Nielsen Chart for Consumer Product Brand Loyalty

 

 

 

 

 

69% of consumers are actively looking for new and trendy CPG products. Tapping into current trends is a key way to appeal to this audience.  Whether the brand is launching, or already launched, there are always PR opportunities to increase sales by driving awareness and loyalty. The key takeaway on all the most recent Neilsen data: premiumization is absolutely key for small, independent CPG brands

Driving Awareness for Small Consumer Brands

When Snapple tea was a small independent brand, it relied on PR, including crazy stunts with two ambitions in mind: acquisition and sales. When they were acquired by Quaker Oats, the PR stunts stopped and sales decreased. In fact, PR is often responsible for trends that drive consumers. Before CBD, a wellness ingredient that almost everyone now knows was allowed to advertise, it relied on firms like Avaans Media to create PR campaigns that educated consumers and created awareness for their brands. PR is almost single-handedly responsible for launching CBD into the public’s general knowledge. Other wellness products have benefited from PR, including melatonin.

Independent brands often turn to PR because while PR is an investment, it’s still more affordable than many other branding initiatives such as advertising, especially when you include videography costs. Facebook is famous for launching thousands of new DTC brands, but of late, many independent CPG brands are finding Facebook’s advertising to be less effective. Ambitious consumer product brands are turning to PR in ever greater numbers to reach consumers, and stay in front of buyers. A PR campaign can reach hundreds of billions of annual impressions. Is it any wonder that everyone from new consumer products to old standbys is moving dollars to PR?

New CPG brands can use PR to validate the brand. An upfront burst of PR is a powerful trust indicator. Many consumer brand startups showcase PR wins on their website and in advertising as a way to increase consumer trust. Independent boutique products use PR to nail their launch because they need to appeal directly and immediately to their consumer. As Nielsen notes in small brand, “There is little room for error in small launches. Nailing your activation requires planning and strategic execution. Whatever your differentiation—hitting your target, justifying your premium or communicating a new usage occasion—it must land, and land well,”
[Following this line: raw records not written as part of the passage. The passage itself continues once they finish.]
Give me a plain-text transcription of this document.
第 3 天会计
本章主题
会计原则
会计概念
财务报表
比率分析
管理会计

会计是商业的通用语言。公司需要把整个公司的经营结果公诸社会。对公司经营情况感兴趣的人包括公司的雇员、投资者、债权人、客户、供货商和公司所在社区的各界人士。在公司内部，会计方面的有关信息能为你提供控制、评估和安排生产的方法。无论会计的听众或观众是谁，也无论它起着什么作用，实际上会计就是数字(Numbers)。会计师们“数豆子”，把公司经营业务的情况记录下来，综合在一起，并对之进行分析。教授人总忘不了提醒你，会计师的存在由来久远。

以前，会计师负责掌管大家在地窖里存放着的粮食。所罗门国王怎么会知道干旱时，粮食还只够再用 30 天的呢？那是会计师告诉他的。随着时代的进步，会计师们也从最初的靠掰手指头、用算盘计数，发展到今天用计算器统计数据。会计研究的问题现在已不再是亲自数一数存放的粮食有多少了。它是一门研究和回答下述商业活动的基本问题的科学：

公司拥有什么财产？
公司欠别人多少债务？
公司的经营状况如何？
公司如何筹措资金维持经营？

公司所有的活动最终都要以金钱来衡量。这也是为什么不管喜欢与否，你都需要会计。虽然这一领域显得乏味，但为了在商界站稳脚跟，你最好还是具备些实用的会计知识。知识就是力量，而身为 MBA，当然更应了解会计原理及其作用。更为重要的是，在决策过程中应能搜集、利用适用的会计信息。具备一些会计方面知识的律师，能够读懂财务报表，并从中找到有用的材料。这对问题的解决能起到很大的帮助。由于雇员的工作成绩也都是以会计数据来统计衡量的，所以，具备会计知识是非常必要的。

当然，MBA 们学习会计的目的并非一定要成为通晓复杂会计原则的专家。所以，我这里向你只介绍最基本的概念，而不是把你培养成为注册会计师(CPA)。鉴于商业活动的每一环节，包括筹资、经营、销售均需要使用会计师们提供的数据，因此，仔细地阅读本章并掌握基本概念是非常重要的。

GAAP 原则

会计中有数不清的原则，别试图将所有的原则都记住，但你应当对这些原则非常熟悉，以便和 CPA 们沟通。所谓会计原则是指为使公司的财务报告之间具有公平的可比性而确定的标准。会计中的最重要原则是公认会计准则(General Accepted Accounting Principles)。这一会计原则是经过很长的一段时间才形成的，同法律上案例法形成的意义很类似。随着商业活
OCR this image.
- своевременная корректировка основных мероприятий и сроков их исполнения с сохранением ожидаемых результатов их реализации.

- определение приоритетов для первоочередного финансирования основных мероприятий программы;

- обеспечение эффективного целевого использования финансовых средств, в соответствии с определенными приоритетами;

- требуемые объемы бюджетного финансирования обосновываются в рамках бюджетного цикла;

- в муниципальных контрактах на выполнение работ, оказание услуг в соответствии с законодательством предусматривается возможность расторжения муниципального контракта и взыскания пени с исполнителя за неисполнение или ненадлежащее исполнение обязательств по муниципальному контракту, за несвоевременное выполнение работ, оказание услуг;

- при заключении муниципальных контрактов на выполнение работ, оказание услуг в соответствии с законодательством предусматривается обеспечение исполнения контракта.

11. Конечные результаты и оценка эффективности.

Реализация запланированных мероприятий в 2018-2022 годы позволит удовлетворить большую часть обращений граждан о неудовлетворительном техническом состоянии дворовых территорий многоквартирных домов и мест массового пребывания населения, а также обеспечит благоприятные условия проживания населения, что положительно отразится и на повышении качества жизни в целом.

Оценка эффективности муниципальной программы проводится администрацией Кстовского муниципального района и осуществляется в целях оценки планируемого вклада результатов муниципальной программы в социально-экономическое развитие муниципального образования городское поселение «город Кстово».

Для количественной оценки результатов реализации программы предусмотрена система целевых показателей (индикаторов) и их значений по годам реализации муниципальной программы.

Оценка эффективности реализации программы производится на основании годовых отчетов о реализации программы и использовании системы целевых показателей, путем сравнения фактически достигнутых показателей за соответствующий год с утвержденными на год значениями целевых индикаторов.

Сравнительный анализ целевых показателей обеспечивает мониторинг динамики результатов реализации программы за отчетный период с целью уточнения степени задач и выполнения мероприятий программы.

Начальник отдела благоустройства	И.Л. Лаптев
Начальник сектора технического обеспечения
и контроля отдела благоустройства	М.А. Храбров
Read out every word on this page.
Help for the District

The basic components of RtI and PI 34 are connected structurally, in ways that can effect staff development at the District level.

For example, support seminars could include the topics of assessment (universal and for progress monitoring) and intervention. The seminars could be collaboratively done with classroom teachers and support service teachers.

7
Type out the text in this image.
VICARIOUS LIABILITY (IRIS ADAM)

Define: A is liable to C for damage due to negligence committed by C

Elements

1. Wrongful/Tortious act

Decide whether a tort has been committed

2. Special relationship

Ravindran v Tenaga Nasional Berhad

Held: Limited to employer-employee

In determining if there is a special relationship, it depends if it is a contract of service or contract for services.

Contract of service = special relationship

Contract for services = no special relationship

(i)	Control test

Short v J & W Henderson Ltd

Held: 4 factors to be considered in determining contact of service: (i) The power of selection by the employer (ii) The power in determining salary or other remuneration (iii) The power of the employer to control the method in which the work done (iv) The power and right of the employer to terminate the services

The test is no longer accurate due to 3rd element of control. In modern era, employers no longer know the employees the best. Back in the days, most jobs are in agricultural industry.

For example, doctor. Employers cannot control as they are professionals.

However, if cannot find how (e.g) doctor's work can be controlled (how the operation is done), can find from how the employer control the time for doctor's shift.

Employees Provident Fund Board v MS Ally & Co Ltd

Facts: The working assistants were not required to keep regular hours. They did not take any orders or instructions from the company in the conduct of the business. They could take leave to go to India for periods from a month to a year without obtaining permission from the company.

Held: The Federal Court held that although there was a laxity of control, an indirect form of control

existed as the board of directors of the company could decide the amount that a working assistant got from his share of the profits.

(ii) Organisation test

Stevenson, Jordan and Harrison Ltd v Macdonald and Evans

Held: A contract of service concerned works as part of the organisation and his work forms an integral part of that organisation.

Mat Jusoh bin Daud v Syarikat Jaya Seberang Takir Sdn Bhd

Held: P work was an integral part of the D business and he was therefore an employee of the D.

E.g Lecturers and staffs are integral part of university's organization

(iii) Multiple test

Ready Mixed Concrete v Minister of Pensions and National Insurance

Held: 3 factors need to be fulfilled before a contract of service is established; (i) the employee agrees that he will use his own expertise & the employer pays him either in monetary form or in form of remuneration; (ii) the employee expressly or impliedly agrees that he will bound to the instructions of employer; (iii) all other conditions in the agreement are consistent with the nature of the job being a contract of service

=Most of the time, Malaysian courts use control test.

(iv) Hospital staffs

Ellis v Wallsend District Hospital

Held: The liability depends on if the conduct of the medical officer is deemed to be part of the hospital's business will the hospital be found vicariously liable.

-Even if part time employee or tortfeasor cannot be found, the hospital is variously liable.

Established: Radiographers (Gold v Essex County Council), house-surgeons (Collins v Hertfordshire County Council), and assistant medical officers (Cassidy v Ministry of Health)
Don’t forget the B2B public relations angle too. For startup consumer product brands, this can be even more critical as awareness for retail buyers is an important phase of growth.

 

Driving Loyalty for Independent CPG Brands

If your consumer brand isn’t exactly new, but also isn’t a household name, then using PR to increase loyalty and awareness is effective. 25% of consumers are mainstream followers who sometimes try new products, but don’t seek them. This is a critical audience to penetrate. If you’re broadening your audience to this important but slightly elusive group, you want to make sure your customer product reviews are solid, and that your early PR had at least 1-2 tier 1 press hits so you can use the ever-so-important social proof to lure this audience in.  Good PR also allows existing customers to have their choice validated and is a great opportunity for them to sing your praises to their friends.

But that’s not the only way PR helps early and mid-stage CPG brands. PR helps your customers see you understand who they really are. Bob’s Red Mill used PR to improve its already stellar reputation through purpose-driven storytelling. Not only does PR help new consumers find your product, but it also reinforces the good choice your current customers have made. A good PR firm will help you identify ways to differentiate and to secure brand-improving earned media.